After a target is selected and drug modality is chosen, the drug discovery process aims to generate and characterize a therapeutic candidate molecule, whose efficacy and safety will be investigated in clinical trials. For example, if antibody is selected as the drug modality for a receptor protein expressed on the cell surface, a candidate antibody would be generated in a process called antibody discovery.
Antibody discovery focuses on identifying and developing antibodies that can be used for therapeutic, diagnostic, and research applications. Antibodies are proteins produced by the immune system in response to foreign substances (antigens) such as viruses, bacteria, and other pathogens. Due to their high specificity and ability to bind to specific targets, antibodies have become indispensable tools in medicine and biology and the major modality of biologic drugs.
Key Steps in Antibody Discovery:
Immunization: Animals, typically mice, rabbits, or llamas, are immunized with an antigen to elicit an immune response. The choice of animal can depend on the type of antibody required (e.g., monoclonal, polyclonal, or single-domain antibodies).
Screening and Selection: After immunization, B cells (a type of white blood cell) that produce antibodies against the antigen are identified and isolated. This can be done using various techniques, including hybridoma technology for monoclonal antibodies, where B cells are fused with myeloma cells to create immortal cell lines that produce a single type of antibody.
Niels K. Jerne, Georges J.F. Köhler and César Milstein were jointly awarded the Nobel Prize in Physiology or Medicine in 1984 for theories concerning "the specificity in development and control of the immune system”and the discovery of "the principle for production of monoclonal antibodies”(hybridoma technology). In 2023, the worldwide revenue of therapeutic antibodies reached a total of 232.8 billion USD, and the majority of therapeutic antibodies have been discovered using the hydridoma technology (see how it works in the Figure at the end).
Phage Display: An alternative to animal immunization, phage display is a laboratory technique where a library of antibodies is displayed on the surface of bacteriophages (viruses that infect bacteria). The library is then exposed to the antigen, and phages that bind to the antigen are selected. This method allows for the screening of a vast number of antibody variants and does not require animal immunization.
One-half of the 2018 Nobel Prize in Chemistry was awarded jointly to George P. Smith and Sir Gregory P. Winter "for the phage display of peptides and antibodies".
Single B cell technology: it allows for the identification and characterization of antibodies from individual B cells. This technology has become increasingly important for discovering highly specific and potent antibodies. Single B cell technology enables the direct analysis of the antibody repertoires generated by an organism's immune system in response to antigens, bypassing some of the limitations associated with traditional methods like hybridoma technology or phage display.
Characterization and Optimization: Selected antibodies are further characterized for their binding affinity, specificity, and ability to elicit the desired effect (e.g., neutralizing a virus). Antibodies may also be optimized for better stability, solubility, or reduced immunogenicity.
Humanization: Many therapeutic antibodies are initially derived from mice or other animals. To reduce the risk of immune reactions when these antibodies are used in humans, they are often "humanized" by replacing most of the animal antibody sequence with human sequences, while retaining the antigen-binding region.
Production and Purification: Once an antibody has been selected and optimized, it is produced in large quantities using bioreactors and purified for use as a therapeutic agent, diagnostic tool, or research reagent.

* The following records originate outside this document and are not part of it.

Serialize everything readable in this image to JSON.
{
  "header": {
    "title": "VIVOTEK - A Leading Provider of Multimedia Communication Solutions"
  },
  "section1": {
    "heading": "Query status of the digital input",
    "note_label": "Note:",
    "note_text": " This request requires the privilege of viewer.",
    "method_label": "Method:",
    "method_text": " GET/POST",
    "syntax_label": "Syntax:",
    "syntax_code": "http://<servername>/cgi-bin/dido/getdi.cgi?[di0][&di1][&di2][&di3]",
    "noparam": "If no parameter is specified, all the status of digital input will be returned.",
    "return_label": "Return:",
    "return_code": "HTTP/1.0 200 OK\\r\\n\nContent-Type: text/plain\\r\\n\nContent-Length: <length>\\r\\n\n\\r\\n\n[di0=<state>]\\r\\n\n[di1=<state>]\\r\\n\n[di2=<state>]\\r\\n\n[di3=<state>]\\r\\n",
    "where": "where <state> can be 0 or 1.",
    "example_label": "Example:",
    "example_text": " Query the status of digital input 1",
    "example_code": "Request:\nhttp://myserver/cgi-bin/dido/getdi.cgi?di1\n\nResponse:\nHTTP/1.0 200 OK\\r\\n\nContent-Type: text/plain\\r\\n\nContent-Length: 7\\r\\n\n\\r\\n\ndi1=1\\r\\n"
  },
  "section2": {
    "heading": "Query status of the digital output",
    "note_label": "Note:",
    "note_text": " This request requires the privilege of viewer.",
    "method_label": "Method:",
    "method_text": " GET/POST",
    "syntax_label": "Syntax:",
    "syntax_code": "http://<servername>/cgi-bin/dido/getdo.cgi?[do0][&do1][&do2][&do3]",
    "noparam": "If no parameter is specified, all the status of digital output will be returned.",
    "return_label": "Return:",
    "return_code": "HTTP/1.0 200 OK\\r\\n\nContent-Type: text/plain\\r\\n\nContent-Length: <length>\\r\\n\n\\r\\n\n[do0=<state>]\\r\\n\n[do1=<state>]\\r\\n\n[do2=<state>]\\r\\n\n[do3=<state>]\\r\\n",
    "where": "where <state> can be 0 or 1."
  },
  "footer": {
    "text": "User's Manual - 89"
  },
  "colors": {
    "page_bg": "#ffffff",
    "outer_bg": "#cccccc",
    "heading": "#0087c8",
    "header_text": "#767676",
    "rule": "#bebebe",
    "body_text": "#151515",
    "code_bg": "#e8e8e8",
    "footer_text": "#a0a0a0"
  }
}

Figure showing principle steps in the production of a hybridoma. Spleen cells are prepared from animals, usually mice, which have been immunized with a selected antigen. These cells are then fused with myeloma cells maintained in culture in the laboratory. The product of this fusion is referred to as a hybridoma. Surprisingly, a hybrid of two cells can survive and also continue to divide. In this particular hybrid the myeloma cells contribute the capacity for survival, whereas the spleen cells direct the synthesis of antibodies with the preselected specificity. By special arrangements it is possible to achieve a multiplication of hybridoma cells but not of isolated myeloma cells. The hybrids obtained are propagated in a highly diluted state so that colonies deriving from single hybrid cells can be isolated. By use of a sensitive method the clones which produce the specific antibodies are identified. A particular hybridoma can then be used for future, unlimited production of a highly specific antibody.